Movimento 5 stelle: "Restituiremo serenità a migliaia di imprenditori"

"Il governo ha raggiunto un accordo per rinviare di altri 15 anni l’applicazione della “direttiva Bolkestein; un accordo che, nelle intenzioni del governo, è il primo passo di un percorso che afronterà in maniera risolutiva questa questione, colpevolmente ignorata dagli esecutivi precedenti e sfociata in una situazione di grave incertezza per il settore e per tutti gli operatori, con evidenti ripercussioni sugli investimenti e conseguentemente sulla qualità e la competitività del nostro prodotto turistico - commenta il senatore del Movimento 5 stelle Marco Croatti - L’obiettivo è restituire serenità a un settore che impiega migliaia di piccole imprese a gestione soprattutto familiare. Prendo atto di questa iniziativa ministeriale e auspico un futuro percorso di approfondimento e di studio che ci porterà a una proposta di legge più articolata e completa sul tema delle concessioni. Da parte mia ho cercato da subito, con un approccio più condiviso e organico, di afrontare il tema della Bolkestein agli ambulanti, proponendo uno specifico documento, il DDL 811, col quale ho contribuito assieme ai colleghi della Lega a trovare una soluzione condivisa sul settore del commercio al dettaglio, ingiustamente interessato da questa direttiva.
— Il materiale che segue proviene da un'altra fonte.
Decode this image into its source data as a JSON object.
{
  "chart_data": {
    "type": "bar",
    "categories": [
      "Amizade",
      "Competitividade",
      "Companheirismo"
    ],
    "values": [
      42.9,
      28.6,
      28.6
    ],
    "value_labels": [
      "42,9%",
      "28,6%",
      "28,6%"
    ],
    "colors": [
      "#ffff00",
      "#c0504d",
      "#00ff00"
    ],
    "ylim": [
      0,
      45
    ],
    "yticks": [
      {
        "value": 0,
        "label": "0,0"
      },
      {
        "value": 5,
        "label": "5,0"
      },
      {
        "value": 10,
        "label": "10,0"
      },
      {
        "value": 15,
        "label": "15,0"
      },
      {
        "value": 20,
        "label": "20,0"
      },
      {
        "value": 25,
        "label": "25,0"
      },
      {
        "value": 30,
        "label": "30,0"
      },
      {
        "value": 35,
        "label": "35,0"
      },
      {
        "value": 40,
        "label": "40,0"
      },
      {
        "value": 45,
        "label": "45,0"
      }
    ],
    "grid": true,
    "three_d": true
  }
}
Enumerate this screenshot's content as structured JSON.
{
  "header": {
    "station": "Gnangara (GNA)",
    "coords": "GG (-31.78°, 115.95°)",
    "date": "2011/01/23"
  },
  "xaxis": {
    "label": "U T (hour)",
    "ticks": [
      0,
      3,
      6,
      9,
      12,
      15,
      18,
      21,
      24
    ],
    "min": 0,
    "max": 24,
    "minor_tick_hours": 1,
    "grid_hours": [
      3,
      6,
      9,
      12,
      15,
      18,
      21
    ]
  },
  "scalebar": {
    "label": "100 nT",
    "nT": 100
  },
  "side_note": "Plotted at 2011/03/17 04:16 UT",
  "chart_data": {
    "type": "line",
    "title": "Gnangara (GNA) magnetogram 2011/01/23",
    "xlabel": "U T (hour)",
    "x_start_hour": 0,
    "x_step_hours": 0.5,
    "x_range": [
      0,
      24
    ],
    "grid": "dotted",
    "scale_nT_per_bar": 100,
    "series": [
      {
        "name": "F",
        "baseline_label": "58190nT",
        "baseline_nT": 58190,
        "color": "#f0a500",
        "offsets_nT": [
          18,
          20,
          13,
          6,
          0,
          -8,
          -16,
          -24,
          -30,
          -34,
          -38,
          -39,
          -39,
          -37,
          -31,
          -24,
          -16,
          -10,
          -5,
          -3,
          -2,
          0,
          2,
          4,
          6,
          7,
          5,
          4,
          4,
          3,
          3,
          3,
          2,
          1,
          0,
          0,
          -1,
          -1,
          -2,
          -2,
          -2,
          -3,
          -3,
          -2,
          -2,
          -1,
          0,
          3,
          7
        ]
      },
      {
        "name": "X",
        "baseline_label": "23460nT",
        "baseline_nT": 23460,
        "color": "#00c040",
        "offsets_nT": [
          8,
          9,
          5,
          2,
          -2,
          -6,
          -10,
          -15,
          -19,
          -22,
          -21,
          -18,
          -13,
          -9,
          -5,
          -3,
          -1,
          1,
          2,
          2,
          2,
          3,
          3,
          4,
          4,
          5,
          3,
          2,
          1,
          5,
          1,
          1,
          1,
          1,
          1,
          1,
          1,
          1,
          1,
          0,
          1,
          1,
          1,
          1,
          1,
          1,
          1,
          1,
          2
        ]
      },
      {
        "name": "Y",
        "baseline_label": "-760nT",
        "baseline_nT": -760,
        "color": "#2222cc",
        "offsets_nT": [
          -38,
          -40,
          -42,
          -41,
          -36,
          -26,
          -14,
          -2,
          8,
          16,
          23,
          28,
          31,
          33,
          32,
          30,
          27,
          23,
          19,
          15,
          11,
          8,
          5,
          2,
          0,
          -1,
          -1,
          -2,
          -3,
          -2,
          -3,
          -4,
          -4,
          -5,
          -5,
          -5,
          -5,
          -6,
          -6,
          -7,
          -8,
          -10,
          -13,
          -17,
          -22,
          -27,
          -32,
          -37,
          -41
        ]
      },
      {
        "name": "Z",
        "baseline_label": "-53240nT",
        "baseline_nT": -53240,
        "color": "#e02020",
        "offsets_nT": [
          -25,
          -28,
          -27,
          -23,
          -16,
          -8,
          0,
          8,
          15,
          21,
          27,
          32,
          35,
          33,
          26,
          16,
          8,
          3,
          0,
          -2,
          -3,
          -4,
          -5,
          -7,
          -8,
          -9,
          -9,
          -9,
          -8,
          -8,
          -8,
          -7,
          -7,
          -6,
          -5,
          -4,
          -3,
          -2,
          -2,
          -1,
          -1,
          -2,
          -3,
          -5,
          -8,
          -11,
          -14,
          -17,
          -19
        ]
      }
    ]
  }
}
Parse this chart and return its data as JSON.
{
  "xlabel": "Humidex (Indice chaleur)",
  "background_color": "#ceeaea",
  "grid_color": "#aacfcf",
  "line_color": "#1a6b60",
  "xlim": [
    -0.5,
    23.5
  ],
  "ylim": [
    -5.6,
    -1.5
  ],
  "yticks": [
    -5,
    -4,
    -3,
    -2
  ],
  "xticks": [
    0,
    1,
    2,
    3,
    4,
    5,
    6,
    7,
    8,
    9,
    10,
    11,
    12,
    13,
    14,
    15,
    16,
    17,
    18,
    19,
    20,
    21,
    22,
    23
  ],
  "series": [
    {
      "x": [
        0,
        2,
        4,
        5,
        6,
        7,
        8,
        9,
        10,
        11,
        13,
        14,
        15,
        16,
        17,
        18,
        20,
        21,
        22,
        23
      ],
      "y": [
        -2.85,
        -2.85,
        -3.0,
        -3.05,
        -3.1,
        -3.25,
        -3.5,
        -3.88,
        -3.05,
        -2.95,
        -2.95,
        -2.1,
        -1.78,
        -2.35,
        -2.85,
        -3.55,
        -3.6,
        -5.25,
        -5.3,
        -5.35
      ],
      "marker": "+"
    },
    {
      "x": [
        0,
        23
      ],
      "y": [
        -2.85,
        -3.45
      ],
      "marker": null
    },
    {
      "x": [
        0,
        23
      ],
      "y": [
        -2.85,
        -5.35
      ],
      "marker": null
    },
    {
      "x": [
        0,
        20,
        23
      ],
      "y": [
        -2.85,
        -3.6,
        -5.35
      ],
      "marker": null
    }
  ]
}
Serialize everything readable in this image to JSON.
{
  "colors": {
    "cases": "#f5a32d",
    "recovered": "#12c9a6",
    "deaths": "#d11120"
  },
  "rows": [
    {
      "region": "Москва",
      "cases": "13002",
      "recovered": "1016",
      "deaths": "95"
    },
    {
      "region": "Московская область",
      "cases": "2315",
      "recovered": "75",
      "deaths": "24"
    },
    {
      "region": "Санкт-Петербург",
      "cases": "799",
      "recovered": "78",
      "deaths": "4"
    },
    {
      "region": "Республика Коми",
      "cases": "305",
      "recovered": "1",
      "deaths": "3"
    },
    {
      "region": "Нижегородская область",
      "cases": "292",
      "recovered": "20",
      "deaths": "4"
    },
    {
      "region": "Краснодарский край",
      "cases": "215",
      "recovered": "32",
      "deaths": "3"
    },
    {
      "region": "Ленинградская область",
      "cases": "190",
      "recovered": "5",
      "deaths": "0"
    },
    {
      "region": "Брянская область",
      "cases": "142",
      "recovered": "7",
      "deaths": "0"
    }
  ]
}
Ritengo infatti che un percorso di questo tipo possa affrontare davvero in modo risolutivo questioni complicate come quelle interessate da questa direttiva. Sui balneari è stata scelta una linea ministeriale e mi auguro che realmente sia un primo passo utile al futuro del comparto. In un settore fortemente competitivo come quello turistico abbiamo l’obbligo di rimuovere tutti quegli ostacoli che impediscano di liberare il potenziale e l’energia che il nostro territorio è in grado di esprimere".